La réforme des heures supplémentaires se résume en quelques affirmations :

♦ La loi avait créé un système dérogatoire pour les entreprises de 20 salariés au plus : de la 36ème à la 39ème H : + 10 % jusqu’au 31/12/08. Par anticipation , le gouvernement met fin à ce système. Désormais, pour toutes les entreprises, les taux seront les suivants à compter du 1er octobre 2007 : de la 36ème à la 43ème H : + 25 %, au-delà de la 43ème H : + 50 %.

♦ L’exonération s’appliquera sur la rémunération horaire normale de l’heure supplémentaire ou complémentaire ainsi que sur sa majoration dans la limite des taux conventionnels sous réserve d’un plafond : 25 ou  50 % de majoration pour les 8 premières heures supplémentaires et pour les heures supplémentaires suivantes, 25 % pour les heures complémentaires accomplies par les salariés à temps partiel.

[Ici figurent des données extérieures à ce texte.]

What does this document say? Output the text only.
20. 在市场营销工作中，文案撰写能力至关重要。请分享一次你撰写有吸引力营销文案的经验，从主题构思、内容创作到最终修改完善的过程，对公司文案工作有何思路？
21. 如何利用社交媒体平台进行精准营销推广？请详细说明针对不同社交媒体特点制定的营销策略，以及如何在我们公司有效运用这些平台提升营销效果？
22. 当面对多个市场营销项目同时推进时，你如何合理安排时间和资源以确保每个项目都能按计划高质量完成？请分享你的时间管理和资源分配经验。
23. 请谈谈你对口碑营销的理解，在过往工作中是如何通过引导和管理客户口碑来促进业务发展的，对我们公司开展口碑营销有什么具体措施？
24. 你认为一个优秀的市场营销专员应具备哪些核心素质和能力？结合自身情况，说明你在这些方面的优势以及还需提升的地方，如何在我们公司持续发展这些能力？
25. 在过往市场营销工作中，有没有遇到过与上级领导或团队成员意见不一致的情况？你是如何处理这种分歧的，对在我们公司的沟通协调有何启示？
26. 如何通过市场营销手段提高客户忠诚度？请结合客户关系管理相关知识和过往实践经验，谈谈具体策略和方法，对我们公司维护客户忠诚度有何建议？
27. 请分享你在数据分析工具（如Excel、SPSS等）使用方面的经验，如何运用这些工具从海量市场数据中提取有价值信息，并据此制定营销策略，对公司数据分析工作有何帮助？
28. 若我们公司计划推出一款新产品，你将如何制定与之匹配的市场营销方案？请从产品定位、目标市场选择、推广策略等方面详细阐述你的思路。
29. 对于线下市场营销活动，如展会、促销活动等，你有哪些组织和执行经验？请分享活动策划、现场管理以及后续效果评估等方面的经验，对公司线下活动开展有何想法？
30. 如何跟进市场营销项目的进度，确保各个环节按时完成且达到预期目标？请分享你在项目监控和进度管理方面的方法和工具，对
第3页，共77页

Elle concernera les cotisations salariales URSSAF, la CSG CRDS, la cotisation patronale d’assurance chômage… soit un montant d’environ 21.50 % de réduction. En revanche, ladite réduction ne devrait pas concerner les cotisations de prévoyance complémentaire et de retraite supplémentaire. Reste enfin à savoir si cette réduction sera cumulable avec les hypothèses de taux réduits ou d’assiettes forfaitaires… Sur ce point, un décret est attendu.

♦ De leur côté, les entreprises bénéficieront d’une exonération de charges fiscales modulée selon leurs effectifs. Ce montant doit être fixé par décret. D’après les informations transmises par les services du ministre de l’économie, des finances et de l’emploi, ce montant pourrait être de 1.5 € dans les entreprises d’au plus vingt salariés et de 0.5 € dans les autres entreprises. Cette réduction forfaitaire sera cumulable avec la réduction générale des cotisations patronales dite Fillon, ZFU, contrats aidés… Reste que dans tous les cas de figure, les chefs d’entreprise doivent évaluer l’opportunité de mettre en œuvre ce système d’exonération. En effet, les 106 URSSAF veillent… et ce, d’autant qu’un décret du 11 avril 2007 vient d’augmenter leurs prérogatives. Rappelons ainsi que les « réductions Fillon » ont engendré 40% des redressements URSSAF en 2005. Le système d’exonération voté par le Parlement risque fort d’engendrer les mêmes conséquences. En un mot, et afin d’éviter toute mauvaise surprise suite à un contrôle de cotisations sociales, une réflexion s’impose quant à l’intérêt de bénéficier de ce système… Un homme averti en vaut deux.

Attention, l’Urssaf veille !

La loi fixe quatre limites drastiques que les organismes de recouvrement seront chargés de vérifier : l’employeur doit avoir respecté les dispositions légales et conventionnelles relatives à la durée du travail ; dans le cadre d’un contrat à temps plein, si un élément de rémunération est supprimé, il faudra qu’un délai de douze mois s’écoule avant que ne puissent être versés des salaires majorés au titre d’un temps supplémentaire travaillé ; dans le cadre du contrat à temps partiel, le septième alinéa de l’article L. 212-4-3 du Code du travail prévoit que lorsque, pendant une période de douze semaines consécutives ou pendant douze semaines au cours d’une période de quinze semaines, l’horaire moyen réellement effectué par un salarié a dépassé de deux heures au moins par semaine ( ou de l’équivalent mensuel de cette durée) l’horaire prévu dans son contrat, celui-ci est modifié par l’ajout à l’horaire antérieurement fixé de la différence entre cet horaire et l’horaire moyen réellement effectué, sauf opposition du salarié intéressé.S’il s’avère que l’horaire contractuel n’a pas été ajusté, l’exonération sera inapplicable aux heures supplémentaires que l’on peut dire fictives, à savoir qui résulteraient de l’abaissement par une entreprise, après le 1er octobre 2007 de la durée hebdomadaire du travail, de manière à diminuer artificiellement le nombre d’heures habituellement travaillées dans le cadre de l’horaire collectif de travail, au profit de la création de nouvelles heures supplémentaires, qui leur reviendraient moins cher.